A fotojornalista palestina Fatma Hassouna, morta em um ataque israelense na Faixa de Gaza, foi homenageada no Festival de Cannes durante a exibição do documentário “Put Your Soul on Your Hand and Walk”, da diretora iraniana Sepideh Farsi. O filme, que retrata os bombardeios na região, destaca a realidade brutal enfrentada pelos habitantes de Gaza, com Hassouna como uma das principais vozes.

Na abertura do festival, a atriz Juliette Binoche, presidente do júri, fez um discurso em memória de Hassouna, ressaltando a importância de lembrar as vítimas do conflito. A diretora Farsi também expressou sua tristeza pela perda de Hassouna, enfatizando a necessidade de dar visibilidade à situação na Palestina.

Novidades no Festival

O Festival de Cannes também marcou a estreia de “The President’s Cake”, o primeiro filme iraquiano exibido no evento. Dirigido por Hasan Hadi, o longa aborda a escassez de alimentos no Iraque durante os anos 1990, através da história de uma menina que precisa fazer um bolo para o aniversário de Saddam Hussein. Além disso, o Egito retornou ao festival após nove anos, enquanto os Emirados Árabes Unidos fizeram sua estreia com “The Plague”.

O festival ainda apresentou “The Six Billion Dollar Man”, um documentário sobre Julian Assange, fundador do WikiLeaks.

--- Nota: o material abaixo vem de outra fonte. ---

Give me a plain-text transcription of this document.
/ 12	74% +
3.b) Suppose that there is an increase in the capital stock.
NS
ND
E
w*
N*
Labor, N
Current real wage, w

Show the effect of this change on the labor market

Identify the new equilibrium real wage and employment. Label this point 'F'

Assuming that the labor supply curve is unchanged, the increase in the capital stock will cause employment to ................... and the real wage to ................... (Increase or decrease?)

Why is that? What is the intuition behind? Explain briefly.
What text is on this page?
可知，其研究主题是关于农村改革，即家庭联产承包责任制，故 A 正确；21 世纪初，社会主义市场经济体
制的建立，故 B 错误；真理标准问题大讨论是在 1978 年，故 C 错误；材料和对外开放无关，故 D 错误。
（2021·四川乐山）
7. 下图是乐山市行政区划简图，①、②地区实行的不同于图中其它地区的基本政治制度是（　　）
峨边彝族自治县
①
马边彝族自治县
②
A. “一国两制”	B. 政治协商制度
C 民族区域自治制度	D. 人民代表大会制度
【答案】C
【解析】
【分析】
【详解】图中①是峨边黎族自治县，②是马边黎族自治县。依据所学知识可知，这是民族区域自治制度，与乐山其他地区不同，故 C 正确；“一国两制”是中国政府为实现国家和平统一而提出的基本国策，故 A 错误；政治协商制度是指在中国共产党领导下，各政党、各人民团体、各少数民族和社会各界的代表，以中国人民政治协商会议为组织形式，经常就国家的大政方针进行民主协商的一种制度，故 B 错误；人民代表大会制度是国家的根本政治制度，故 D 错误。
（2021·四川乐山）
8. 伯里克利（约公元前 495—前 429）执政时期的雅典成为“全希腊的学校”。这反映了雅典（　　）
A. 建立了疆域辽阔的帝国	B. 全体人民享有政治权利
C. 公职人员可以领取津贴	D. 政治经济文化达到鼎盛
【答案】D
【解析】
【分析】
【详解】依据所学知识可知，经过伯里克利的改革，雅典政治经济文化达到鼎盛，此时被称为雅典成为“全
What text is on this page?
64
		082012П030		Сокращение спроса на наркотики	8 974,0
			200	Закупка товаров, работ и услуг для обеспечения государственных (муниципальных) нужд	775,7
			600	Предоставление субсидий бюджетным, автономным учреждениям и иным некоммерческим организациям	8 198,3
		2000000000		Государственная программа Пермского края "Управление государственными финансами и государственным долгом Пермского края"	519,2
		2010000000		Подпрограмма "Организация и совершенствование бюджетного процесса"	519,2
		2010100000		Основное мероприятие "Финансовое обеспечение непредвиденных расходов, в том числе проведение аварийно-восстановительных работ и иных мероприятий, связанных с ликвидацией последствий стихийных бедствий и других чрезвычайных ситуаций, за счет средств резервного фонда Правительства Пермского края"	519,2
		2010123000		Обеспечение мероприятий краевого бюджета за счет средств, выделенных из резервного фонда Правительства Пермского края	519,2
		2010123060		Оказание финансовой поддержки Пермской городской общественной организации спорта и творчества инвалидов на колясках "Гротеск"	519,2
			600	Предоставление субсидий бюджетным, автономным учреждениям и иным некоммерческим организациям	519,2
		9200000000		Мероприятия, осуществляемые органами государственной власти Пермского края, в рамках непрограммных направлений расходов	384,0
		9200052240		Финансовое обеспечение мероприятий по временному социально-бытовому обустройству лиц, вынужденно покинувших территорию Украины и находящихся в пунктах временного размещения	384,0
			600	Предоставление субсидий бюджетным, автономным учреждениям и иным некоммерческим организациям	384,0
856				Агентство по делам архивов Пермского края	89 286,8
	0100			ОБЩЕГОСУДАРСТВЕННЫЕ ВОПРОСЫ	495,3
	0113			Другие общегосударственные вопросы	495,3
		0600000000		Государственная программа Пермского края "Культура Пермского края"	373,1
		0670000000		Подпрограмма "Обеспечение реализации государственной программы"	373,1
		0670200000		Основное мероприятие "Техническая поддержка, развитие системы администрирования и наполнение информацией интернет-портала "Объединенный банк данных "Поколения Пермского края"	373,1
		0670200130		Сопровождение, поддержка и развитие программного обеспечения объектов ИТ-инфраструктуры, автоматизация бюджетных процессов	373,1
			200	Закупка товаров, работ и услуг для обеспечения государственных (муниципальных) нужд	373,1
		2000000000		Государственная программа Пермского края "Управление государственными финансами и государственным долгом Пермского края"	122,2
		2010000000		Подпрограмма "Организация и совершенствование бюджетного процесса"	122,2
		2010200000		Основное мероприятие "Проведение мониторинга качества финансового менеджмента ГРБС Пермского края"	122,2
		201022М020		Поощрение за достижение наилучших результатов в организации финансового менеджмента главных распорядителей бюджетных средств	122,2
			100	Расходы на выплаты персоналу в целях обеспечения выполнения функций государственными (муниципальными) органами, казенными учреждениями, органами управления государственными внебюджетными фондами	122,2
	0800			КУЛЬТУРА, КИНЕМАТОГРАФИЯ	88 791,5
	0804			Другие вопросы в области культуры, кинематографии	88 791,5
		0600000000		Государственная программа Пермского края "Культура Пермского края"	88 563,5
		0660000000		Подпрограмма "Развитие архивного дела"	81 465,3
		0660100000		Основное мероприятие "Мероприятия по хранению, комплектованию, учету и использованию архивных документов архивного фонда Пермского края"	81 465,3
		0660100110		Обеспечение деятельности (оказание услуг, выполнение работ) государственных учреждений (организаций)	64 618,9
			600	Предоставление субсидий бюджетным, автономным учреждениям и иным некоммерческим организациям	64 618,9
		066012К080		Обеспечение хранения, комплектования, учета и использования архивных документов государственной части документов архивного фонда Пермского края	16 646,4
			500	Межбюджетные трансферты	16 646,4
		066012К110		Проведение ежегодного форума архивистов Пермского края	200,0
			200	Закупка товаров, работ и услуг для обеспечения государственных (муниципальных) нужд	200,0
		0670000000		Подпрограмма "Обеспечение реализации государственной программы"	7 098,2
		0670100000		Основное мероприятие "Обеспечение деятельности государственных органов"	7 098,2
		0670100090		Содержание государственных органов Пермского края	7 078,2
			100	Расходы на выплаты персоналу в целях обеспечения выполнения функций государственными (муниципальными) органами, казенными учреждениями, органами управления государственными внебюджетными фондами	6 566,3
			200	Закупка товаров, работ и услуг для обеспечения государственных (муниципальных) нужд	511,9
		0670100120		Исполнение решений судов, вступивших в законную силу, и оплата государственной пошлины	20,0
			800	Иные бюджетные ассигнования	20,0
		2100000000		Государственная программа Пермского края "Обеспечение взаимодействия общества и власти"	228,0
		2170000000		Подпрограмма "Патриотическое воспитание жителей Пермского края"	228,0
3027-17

O filme, que deveria ter sido lançado no festival Sundance, revela os impactos de sua divulgação de documentos secretos sobre violações de direitos humanos nas guerras do Iraque e Afeganistão.

Destaques da Catalunha

A Catalunha teve uma forte presença no festival, com filmes como “Romería”, de Carla Simon, e “Sirat”, dirigido pelo francês Oliver Laxe. Além disso, a região participou do Mercado do Filme com 70 representantes, promovendo produções como “Magellan”, do filipino Lav Diaz, e “Sleepless City”, de Guillermo Galoe.

O Festival de Cannes de 2025 se destaca não apenas pela homenagem a Fatma Hassouna, mas também pela diversidade de vozes e histórias que refletem a complexidade do mundo contemporâneo.